Josua schüttelte den Kopf; denn er kenne, sagte er, den kleinen Benjie als den größten Taugenichts in der Umgegend. Dennoch aber, um mich nicht zu verlassen, willigte er darin ein, sein Pferd auf eine kurze Zeit seiner Obhut anzuvertrauen; doch ermahnte er ihn ernstlich, das Pferd ja nicht zu besteigen, sondern den Salomon (so hieß das Pferd) hübsch am Zügel zu führen, wogegen er ihm ein Sechspence-Stück bei guter Besorgung, aber Züchtigung beim Uebertreten seiner Befehle versprach, »er sollte dann gewiß gepeitscht werden.«

Versprechungen kosteten meinen Benjie wenig, er gelobte noch mehr, als man verlangte, bis ihm der Quäker endlich die Zügel überließ, indem er seinen Auftrag wiederholte und ihm mit den Fingern drohte. Ich meiner Seits trug dem Benjie auf, die Fische, welche er gefangen hatte, in Mount Sharon zu lassen, indem ich mich zugleich bei meinem neuen Freunde entschuldigte, da ich nicht wissen konnte, ob ihm als einem Gegner der Jagd und des Fischfangs eine solche Höflichkeitsbezeugung willkommen wäre.

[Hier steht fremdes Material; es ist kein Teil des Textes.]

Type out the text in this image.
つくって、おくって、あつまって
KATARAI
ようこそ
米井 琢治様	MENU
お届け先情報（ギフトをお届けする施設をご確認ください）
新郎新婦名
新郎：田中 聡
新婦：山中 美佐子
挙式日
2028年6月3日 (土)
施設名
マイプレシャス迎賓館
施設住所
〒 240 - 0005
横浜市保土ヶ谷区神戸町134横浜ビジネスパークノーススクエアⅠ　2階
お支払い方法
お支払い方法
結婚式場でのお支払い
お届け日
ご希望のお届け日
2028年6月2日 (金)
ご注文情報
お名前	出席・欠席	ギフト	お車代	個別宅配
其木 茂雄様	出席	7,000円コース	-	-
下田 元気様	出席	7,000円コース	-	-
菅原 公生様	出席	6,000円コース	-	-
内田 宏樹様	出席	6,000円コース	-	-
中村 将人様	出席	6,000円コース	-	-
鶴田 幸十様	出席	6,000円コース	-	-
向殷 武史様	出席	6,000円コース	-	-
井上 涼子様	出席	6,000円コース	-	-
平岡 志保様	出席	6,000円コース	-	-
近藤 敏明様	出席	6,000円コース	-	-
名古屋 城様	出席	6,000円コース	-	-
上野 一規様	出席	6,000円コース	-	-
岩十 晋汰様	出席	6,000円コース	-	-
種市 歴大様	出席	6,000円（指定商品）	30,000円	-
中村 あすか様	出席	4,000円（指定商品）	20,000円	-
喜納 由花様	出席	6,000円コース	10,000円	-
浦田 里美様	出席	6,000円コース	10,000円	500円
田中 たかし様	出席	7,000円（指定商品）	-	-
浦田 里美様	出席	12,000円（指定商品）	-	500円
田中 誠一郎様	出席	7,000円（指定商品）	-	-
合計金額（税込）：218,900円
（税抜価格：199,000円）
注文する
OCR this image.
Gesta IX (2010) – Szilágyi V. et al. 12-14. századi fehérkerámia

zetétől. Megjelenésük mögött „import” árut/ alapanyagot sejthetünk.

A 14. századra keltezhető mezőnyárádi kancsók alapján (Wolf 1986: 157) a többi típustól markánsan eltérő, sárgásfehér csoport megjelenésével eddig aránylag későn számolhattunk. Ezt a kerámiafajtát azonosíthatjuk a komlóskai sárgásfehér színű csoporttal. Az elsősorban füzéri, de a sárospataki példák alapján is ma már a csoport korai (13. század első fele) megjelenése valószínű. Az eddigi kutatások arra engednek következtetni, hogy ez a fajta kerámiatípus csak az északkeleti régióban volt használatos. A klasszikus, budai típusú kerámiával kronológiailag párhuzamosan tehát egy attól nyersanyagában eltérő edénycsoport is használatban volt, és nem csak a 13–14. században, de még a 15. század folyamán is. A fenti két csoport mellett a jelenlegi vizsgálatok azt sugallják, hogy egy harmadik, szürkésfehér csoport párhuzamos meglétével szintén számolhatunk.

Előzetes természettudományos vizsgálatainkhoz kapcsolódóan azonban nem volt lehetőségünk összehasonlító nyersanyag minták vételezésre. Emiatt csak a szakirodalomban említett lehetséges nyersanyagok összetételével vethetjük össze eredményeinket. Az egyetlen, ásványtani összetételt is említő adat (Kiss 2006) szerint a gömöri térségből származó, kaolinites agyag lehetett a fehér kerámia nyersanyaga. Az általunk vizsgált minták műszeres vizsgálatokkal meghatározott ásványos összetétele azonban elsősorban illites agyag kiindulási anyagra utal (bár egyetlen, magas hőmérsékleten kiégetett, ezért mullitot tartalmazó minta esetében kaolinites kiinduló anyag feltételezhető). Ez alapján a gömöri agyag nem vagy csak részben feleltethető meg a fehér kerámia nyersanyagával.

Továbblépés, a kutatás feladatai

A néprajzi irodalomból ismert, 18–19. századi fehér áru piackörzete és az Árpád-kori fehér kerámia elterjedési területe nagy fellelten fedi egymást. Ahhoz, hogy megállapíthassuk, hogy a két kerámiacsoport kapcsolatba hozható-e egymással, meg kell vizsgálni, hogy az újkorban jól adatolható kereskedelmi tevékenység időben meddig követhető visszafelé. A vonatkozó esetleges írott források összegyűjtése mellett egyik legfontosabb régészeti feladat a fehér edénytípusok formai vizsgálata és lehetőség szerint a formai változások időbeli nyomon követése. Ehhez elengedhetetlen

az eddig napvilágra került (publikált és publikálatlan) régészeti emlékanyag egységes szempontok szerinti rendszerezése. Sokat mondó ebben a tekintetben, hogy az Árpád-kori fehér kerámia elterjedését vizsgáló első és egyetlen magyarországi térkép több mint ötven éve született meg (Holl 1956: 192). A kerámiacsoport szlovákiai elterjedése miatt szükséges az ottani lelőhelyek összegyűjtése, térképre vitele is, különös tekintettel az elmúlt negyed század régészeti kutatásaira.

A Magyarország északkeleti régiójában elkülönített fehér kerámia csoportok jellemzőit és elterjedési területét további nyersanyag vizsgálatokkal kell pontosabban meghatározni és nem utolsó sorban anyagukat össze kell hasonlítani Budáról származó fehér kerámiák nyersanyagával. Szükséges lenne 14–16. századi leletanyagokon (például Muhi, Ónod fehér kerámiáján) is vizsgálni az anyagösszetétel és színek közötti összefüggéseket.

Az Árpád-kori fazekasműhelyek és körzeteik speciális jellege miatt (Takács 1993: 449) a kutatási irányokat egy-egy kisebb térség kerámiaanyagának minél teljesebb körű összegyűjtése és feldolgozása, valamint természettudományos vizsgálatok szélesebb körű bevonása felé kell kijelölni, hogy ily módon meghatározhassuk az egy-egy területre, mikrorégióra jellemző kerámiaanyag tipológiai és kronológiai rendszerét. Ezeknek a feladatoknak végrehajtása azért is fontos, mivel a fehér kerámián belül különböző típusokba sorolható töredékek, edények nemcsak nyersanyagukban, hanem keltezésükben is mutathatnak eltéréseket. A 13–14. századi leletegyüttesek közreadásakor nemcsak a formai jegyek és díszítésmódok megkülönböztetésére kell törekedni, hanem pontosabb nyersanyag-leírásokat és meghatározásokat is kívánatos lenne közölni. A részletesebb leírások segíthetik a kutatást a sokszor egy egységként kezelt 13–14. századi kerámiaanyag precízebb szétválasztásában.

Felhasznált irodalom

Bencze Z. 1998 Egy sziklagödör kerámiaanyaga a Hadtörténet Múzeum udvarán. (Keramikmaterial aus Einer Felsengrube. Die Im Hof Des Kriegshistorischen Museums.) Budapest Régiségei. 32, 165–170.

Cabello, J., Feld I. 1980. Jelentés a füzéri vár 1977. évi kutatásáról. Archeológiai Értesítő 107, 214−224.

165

Er verstand mich sogleich und rief mir seine Definition von dem Unterschied in's Gedächtniß zurück, der zwischen dem Fangen eines Thiers zur grausamen Lust und zwischen der gesetzmäßigen Nahrung obwalte, wann es getödtet wäre. Was Letzteres betraf, so hegte er keinen Gewissenszweifel darüber, sondern versicherte mich im Gegentheil, dieser Bach enthalte die wahre Art der rothen Forellen, welche von allen Kennern so geschätzt würden, und denen, (wenn sie nach einer Stunde, nachdem sie gefangen wurden, gegessen werden,) eine eigene Festigkeit des Fleisches und ein Wohlgeschmack eigen wäre, die sie zu einer willkommenen Zugabe eines Frühstücks machte, besonders wenn es wie das unsrige durch Frühaufstehen und kräftige körperliche Bewegung gewürzt würde.

Sei nur ruhig, Allan, noch haben wir die Fische nicht ohne ferneres Abenteuer verzehrt. Lediglich und allein um deine Geduld und meine Augen zu schonen, schließe ich diesen Brief und verweise dich über den weiteren Hergang meiner Geschichte auf meinen folgenden Brief.